In 1874, Clews was married to Lexington, Kentucky born heiress Lucy Madison Worthington (1851–1945). Lucy, a daughter of William Hord Worthington and Anna (née Tomlinson) Worthington, was a second cousin of U.S. President James Madison and American Revolutionary War brigadier general Andrew Lewis. Together, they were the parents of three children, two of whom lived to adulthood:

- Elsie Worthington Clews (1875–1941), an anthropologist who married U.S. Representative Herbert Parsons (1869–1925), a son of John Edward Parsons, in 1900.
- Henry Clews Jr. (1876–1937), an artist who married divorced New York socialite Louise Hollingsworth (née Morris) Gebhard (1877–1936) in 1901. They also divorced and in 1914 he married Elsie "Marie" (née Whelan) Goelet (1880–1959), the first wife of Robert Wilson Goelet. They lived at the Château de la Napoule in France.
- Robert Bower Clews (1878–1890), who died aged 12 of a cerebral hemorrhage.

Clews died of bronchitis in New York City, New York on January 31, 1923. He was buried at Woodlawn Cemetery in the Bronx.

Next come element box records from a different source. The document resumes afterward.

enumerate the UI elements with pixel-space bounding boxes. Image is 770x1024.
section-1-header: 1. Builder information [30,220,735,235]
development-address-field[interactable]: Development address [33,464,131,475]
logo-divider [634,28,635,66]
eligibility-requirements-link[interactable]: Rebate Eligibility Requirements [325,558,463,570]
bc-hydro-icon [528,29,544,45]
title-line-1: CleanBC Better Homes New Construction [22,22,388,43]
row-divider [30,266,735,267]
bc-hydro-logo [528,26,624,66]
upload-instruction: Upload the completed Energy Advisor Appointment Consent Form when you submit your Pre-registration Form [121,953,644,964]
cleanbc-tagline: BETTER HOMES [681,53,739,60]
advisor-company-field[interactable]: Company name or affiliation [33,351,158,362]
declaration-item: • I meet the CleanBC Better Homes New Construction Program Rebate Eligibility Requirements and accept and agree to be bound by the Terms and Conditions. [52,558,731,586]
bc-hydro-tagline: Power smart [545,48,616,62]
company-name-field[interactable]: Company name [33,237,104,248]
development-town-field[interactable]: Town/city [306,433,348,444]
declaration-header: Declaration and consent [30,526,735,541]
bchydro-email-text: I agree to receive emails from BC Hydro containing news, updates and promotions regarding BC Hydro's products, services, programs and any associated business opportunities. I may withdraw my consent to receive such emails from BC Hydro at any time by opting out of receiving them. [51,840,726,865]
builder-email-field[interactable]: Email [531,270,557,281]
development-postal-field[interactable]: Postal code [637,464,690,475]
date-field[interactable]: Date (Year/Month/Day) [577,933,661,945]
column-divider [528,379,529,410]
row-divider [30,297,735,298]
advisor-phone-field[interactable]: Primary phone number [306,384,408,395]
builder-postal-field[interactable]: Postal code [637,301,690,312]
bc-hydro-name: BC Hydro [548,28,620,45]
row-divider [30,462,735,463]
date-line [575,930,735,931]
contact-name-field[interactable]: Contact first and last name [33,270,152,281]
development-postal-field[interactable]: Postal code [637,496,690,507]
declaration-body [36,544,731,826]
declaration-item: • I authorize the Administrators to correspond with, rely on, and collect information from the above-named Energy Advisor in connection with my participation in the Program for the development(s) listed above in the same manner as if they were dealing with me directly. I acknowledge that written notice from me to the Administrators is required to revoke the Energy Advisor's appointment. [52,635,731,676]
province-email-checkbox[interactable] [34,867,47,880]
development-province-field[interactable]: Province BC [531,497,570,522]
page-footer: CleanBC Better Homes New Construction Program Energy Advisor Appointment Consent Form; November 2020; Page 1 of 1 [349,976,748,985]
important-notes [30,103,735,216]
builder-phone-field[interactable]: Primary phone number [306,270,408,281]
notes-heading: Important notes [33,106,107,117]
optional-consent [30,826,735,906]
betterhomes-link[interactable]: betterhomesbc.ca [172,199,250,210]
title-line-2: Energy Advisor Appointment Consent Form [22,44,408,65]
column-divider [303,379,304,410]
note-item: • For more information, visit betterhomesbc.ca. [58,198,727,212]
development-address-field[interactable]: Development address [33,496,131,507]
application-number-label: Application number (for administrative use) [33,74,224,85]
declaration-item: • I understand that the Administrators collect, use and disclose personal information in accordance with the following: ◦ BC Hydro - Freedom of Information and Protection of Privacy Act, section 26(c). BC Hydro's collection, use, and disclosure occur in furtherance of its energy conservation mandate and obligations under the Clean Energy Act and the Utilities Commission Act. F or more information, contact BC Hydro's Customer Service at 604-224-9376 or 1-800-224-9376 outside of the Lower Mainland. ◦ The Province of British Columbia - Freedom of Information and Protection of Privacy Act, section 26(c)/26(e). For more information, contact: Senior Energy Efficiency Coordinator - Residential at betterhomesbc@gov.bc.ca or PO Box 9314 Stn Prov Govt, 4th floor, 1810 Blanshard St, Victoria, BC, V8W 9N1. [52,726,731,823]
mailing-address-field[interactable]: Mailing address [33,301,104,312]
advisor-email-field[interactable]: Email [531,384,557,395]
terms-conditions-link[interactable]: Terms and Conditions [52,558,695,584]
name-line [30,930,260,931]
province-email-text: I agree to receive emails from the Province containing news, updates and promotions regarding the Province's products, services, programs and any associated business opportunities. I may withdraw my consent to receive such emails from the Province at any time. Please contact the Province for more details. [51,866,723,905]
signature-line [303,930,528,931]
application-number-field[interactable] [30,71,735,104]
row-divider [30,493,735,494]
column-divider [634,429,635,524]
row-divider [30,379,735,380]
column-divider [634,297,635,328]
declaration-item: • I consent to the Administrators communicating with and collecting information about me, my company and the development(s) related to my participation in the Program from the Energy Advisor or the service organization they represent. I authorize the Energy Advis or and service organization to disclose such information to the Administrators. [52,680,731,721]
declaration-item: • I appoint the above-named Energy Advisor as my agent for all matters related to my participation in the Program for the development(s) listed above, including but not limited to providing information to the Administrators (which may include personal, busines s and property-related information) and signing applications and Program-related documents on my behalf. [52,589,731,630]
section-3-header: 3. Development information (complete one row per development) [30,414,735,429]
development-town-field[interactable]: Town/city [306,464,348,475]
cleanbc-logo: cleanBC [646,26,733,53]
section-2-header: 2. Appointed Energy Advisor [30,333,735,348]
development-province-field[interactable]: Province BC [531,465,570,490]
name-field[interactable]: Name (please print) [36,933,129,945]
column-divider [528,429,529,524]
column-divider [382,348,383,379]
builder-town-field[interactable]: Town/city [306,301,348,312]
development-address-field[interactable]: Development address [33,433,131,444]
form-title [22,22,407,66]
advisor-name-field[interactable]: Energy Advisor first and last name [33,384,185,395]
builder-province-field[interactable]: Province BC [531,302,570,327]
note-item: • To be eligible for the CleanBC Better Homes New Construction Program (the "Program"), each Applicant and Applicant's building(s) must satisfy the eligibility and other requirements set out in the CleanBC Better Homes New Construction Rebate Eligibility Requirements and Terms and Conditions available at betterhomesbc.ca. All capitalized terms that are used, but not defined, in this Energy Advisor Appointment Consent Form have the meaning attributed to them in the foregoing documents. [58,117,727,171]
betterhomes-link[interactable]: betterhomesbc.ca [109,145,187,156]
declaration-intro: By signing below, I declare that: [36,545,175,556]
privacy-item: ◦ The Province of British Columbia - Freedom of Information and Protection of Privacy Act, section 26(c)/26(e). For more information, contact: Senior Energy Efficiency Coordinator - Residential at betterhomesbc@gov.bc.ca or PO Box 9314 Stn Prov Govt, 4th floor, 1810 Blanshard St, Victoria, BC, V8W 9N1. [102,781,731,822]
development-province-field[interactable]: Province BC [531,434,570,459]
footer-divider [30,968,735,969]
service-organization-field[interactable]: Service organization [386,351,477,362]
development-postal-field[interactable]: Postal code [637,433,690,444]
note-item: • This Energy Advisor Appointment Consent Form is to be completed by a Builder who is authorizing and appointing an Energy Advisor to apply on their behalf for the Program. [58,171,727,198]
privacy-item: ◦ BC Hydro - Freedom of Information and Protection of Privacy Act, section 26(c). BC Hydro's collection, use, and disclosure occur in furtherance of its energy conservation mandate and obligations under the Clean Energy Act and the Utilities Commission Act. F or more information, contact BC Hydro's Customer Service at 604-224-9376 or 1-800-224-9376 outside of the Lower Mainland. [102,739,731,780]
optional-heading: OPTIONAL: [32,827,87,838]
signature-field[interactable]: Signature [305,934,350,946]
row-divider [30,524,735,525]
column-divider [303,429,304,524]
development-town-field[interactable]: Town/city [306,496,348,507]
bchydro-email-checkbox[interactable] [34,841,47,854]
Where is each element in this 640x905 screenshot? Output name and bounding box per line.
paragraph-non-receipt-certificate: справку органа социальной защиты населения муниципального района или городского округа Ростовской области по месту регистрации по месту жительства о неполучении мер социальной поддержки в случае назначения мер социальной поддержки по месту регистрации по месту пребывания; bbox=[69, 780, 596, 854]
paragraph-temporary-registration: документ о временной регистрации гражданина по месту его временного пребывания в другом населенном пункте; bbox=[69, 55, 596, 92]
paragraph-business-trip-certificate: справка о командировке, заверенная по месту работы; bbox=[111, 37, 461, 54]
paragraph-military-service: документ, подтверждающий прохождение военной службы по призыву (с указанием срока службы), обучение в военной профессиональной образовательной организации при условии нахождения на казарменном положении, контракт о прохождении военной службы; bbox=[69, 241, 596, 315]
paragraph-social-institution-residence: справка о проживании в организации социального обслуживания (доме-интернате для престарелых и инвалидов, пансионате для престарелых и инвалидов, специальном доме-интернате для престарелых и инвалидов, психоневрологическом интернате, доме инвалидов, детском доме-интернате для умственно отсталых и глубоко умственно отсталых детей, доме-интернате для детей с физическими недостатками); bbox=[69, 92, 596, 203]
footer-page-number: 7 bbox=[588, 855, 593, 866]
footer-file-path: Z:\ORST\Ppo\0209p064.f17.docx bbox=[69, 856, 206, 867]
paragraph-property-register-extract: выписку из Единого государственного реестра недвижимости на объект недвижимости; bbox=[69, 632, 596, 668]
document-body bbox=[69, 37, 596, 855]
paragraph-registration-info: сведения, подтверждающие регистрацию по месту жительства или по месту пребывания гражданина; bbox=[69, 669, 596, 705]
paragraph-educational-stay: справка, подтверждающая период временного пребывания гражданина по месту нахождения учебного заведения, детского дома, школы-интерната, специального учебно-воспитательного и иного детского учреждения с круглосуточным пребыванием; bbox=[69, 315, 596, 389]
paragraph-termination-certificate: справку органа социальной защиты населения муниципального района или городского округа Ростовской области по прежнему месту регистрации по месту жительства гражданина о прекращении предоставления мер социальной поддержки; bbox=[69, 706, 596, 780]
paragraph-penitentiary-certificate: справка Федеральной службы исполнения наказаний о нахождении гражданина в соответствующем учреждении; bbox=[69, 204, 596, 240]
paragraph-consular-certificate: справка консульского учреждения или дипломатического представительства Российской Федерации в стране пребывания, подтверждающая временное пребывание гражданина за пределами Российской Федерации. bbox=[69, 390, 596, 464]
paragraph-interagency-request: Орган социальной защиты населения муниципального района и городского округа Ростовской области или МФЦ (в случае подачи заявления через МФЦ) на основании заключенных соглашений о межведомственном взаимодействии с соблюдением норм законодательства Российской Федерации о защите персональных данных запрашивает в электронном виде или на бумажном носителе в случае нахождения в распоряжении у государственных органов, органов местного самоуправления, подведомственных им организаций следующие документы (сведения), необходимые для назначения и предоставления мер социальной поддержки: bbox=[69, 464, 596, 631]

His widow died, at the age of 93, at her home, 15 East 69th Street in New York on May 19, 1945.

===Descendants===
Through his son Henry, Clews was the grandfather of Henry Clews III (1903–1983); Louise Hollingsworth Morris Clews (1904–1970), who married Ian Campbell, 11th Duke of Argyll and became the Duchess of Argyll; and Mancha Madison Clews (1915–2006), an electrical engineer.

==Published works==
- Clews, Henry. The Wall Street Point of View, Silver, Burdett and Company, New York, copyright, 1900.
- Clews, Henry. Fifty Years in Wall Street. Hoboken, N.J.: J. Wiley & Sons, 2006.